Require Human-in-the-Loop Checkpoints for High-Stakes Actions

Autonomous agents should not have unchecked authority to execute actions with significant financial, operational, or security consequences. Implementing mandatory human approval for actions such as financial transactions, code deployments, data deletions, and changes to security configurations limits the damage any compromised or manipulated agent can cause before intervention.

Isolate and Sandbox Agent Execution Environments

Containing the blast radius of a compromised agent requires architectural isolation. Agents and their associated tools should operate in segmented network zones, preventing lateral movement to other infrastructure and databases if one agent is manipulated. This mirrors established principles in container and microservices security, applied to the specific characteristics of agentic workflows.

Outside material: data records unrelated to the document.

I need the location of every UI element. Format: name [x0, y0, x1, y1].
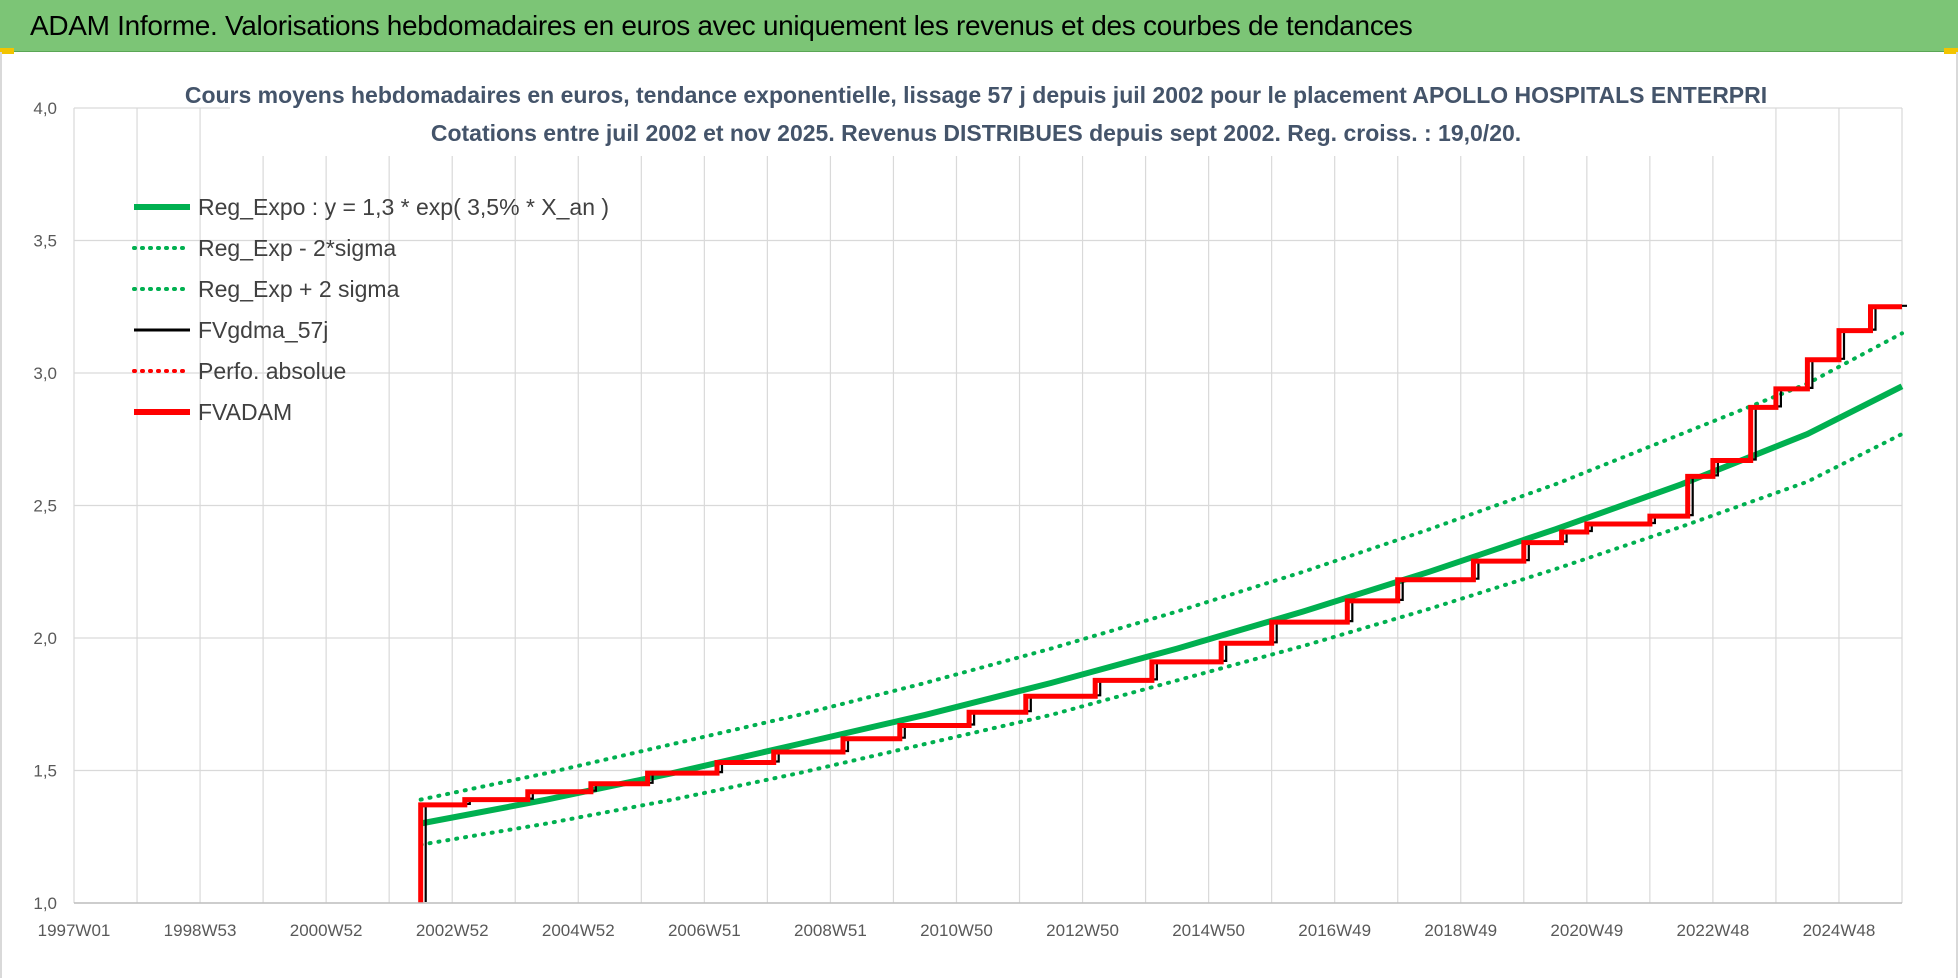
y-tick-label: 2,0	[33, 629, 57, 648]
corner-mark-right	[1944, 48, 1958, 54]
header-title: ADAM Informe. Valorisations hebdomadaire…	[30, 10, 1413, 41]
x-tick-label: 2016W49	[1298, 921, 1371, 940]
series-fvadam	[418, 304, 1902, 903]
legend-label: Reg_Exp - 2*sigma	[198, 235, 396, 261]
chart-title-line-2: Cotations entre juil 2002 et nov 2025. R…	[431, 120, 1521, 146]
x-tick-label: 2000W52	[290, 921, 363, 940]
series-reg-minus-2sigma	[418, 432, 1904, 847]
x-tick-label: 2006W51	[668, 921, 741, 940]
y-tick-label: 3,5	[33, 232, 57, 251]
x-tick-label: 2024W48	[1803, 921, 1876, 940]
corner-mark-left	[0, 48, 14, 54]
x-tick-label: 2002W52	[416, 921, 489, 940]
legend-label: FVgdma_57j	[198, 317, 328, 343]
x-tick-label: 2010W50	[920, 921, 993, 940]
legend-label: FVADAM	[198, 399, 292, 425]
y-tick-label: 4,0	[33, 99, 57, 118]
chart-area	[0, 52, 1958, 978]
x-tick-label: 2012W50	[1046, 921, 1119, 940]
x-tick-label: 1998W53	[164, 921, 237, 940]
x-tick-label: 1997W01	[38, 921, 111, 940]
x-tick-label: 2008W51	[794, 921, 867, 940]
chart-title-line-1: Cours moyens hebdomadaires en euros, ten…	[185, 82, 1767, 108]
series-reg-expo	[420, 383, 1904, 827]
y-tick-label: 1,0	[33, 894, 57, 913]
x-tick-label: 2004W52	[542, 921, 615, 940]
chart-legend: Reg_Expo : y = 1,3 * exp( 3,5% * X_an ) R…	[132, 194, 609, 425]
x-tick-label: 2018W49	[1424, 921, 1497, 940]
chart-axes: 1,0 1,5 2,0 2,5 3,0 3,5 4,0 1997W01 1998W53 2000W…	[33, 99, 1902, 940]
x-tick-label: 2014W50	[1172, 921, 1245, 940]
x-tick-label: 2020W49	[1550, 921, 1623, 940]
header-bar: ADAM Informe. Valorisations hebdomadaire…	[0, 0, 1958, 52]
series-fvgdma-57j	[424, 304, 1907, 902]
y-tick-label: 2,5	[33, 497, 57, 516]
legend-label: Perfo. absolue	[198, 358, 346, 384]
legend-label: Reg_Expo : y = 1,3 * exp( 3,5% * X_an )	[198, 194, 609, 220]
chart-series	[418, 304, 1907, 903]
y-tick-label: 1,5	[33, 762, 57, 781]
x-tick-label: 2022W48	[1677, 921, 1750, 940]
y-tick-label: 3,0	[33, 364, 57, 383]
legend-label: Reg_Exp + 2 sigma	[198, 276, 400, 302]
chart-title: Cours moyens hebdomadaires en euros, ten…	[185, 78, 1767, 156]
series-reg-plus-2sigma	[418, 331, 1904, 802]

Conclusion: A New Attack Class Demands New Defenses

The emergence of autonomous AI agents as both attack targets and attack vectors represents a genuine inflection point in the cybersecurity threat landscape. The Bob P2P campaign and the broader ClawHub compromise are not sophisticated nation-state operations. They are relatively straightforward criminal schemes that happen to be deployed against a novel attack surface. The fact that they are already active and already causing financial harm is a signal of what is coming as agentic AI becomes more deeply embedded in enterprise infrastructure.

Researcher Dan Regalado’s summary of the situation captures both the novelty and the familiarity of what is happening: it is traditional supply chain poisoning combined with social engineering, except the social engineering targets algorithms rather than humans. The techniques are known. The scale and speed at which they can be deployed against AI systems are not.

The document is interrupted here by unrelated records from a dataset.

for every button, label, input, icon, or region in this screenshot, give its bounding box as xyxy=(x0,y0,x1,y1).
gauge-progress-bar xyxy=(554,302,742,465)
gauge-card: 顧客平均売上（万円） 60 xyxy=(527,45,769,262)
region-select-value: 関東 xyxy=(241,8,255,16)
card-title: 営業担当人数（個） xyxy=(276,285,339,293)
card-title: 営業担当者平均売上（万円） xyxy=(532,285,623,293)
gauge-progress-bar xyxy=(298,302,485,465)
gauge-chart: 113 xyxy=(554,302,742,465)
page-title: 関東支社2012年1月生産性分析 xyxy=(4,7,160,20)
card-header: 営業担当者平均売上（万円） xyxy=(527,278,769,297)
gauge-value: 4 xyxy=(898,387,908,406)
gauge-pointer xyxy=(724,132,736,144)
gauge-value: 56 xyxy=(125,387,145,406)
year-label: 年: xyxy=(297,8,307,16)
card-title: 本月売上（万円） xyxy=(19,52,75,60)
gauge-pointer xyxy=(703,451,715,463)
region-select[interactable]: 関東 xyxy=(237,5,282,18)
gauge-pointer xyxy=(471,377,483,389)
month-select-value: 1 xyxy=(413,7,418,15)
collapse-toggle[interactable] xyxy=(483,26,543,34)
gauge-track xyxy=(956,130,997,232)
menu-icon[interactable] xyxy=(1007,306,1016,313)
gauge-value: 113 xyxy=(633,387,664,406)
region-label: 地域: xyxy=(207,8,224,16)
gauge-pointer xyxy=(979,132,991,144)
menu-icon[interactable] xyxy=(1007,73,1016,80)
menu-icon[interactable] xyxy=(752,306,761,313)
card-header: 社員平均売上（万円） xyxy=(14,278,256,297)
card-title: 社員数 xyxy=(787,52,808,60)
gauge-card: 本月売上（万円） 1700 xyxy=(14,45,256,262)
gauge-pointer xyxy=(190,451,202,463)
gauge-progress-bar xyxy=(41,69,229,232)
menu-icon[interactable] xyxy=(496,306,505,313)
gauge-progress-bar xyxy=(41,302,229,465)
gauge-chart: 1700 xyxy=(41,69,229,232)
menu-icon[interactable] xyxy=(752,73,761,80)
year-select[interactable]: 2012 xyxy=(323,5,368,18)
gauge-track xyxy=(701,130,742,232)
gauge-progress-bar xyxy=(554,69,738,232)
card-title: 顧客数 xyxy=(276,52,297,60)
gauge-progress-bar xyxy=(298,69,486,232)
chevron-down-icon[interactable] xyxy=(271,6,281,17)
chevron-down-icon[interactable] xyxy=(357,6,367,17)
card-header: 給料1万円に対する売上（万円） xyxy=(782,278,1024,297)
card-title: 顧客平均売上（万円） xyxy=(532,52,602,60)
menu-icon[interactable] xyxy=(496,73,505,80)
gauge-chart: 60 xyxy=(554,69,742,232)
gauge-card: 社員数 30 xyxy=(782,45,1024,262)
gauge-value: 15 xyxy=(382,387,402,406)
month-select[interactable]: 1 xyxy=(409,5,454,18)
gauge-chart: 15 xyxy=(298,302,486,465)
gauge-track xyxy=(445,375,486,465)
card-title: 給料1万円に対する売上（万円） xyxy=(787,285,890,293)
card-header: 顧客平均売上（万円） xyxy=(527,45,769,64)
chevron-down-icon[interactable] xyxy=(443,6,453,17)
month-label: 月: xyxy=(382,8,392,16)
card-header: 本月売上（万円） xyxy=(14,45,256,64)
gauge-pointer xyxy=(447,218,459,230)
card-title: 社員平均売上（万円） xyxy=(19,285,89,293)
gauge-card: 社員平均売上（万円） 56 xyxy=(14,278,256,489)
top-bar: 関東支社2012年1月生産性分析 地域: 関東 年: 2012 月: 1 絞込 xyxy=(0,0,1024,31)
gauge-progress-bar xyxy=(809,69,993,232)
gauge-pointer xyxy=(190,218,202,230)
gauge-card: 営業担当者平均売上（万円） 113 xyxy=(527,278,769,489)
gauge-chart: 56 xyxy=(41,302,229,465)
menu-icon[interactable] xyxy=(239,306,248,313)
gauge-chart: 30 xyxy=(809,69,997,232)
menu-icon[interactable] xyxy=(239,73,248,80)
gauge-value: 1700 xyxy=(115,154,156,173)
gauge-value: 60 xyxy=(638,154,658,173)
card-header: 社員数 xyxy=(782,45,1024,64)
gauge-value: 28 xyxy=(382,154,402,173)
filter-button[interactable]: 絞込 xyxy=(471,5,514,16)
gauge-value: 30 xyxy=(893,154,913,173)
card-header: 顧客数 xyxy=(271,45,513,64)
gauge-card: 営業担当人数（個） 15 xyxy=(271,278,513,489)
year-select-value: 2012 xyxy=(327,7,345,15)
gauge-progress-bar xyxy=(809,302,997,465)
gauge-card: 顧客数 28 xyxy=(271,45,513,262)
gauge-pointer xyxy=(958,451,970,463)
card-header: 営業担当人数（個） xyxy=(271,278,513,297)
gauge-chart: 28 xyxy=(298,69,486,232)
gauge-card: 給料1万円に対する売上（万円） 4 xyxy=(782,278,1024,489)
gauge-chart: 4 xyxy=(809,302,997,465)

Organizations that are deploying or planning to deploy agentic AI systems need to incorporate this threat category into their security models immediately, before the attack patterns that are currently targeting cryptocurrency wallets are adapted for enterprise credential theft, data exfiltration, and operational disruption. The playbook has already been written. The question is whether defenders will read it before the next campaign begins.

Sources: SecurityWeek, Straiker, SlowMist, Koi Security, Socket, Lakera, Invariant Labs, Snyk, Bitdefender, Palo Alto Networks Unit 42, Anthropic, eSecurity Planet, Help Net Security, Cyber Magazine, CSO Online. February 2026.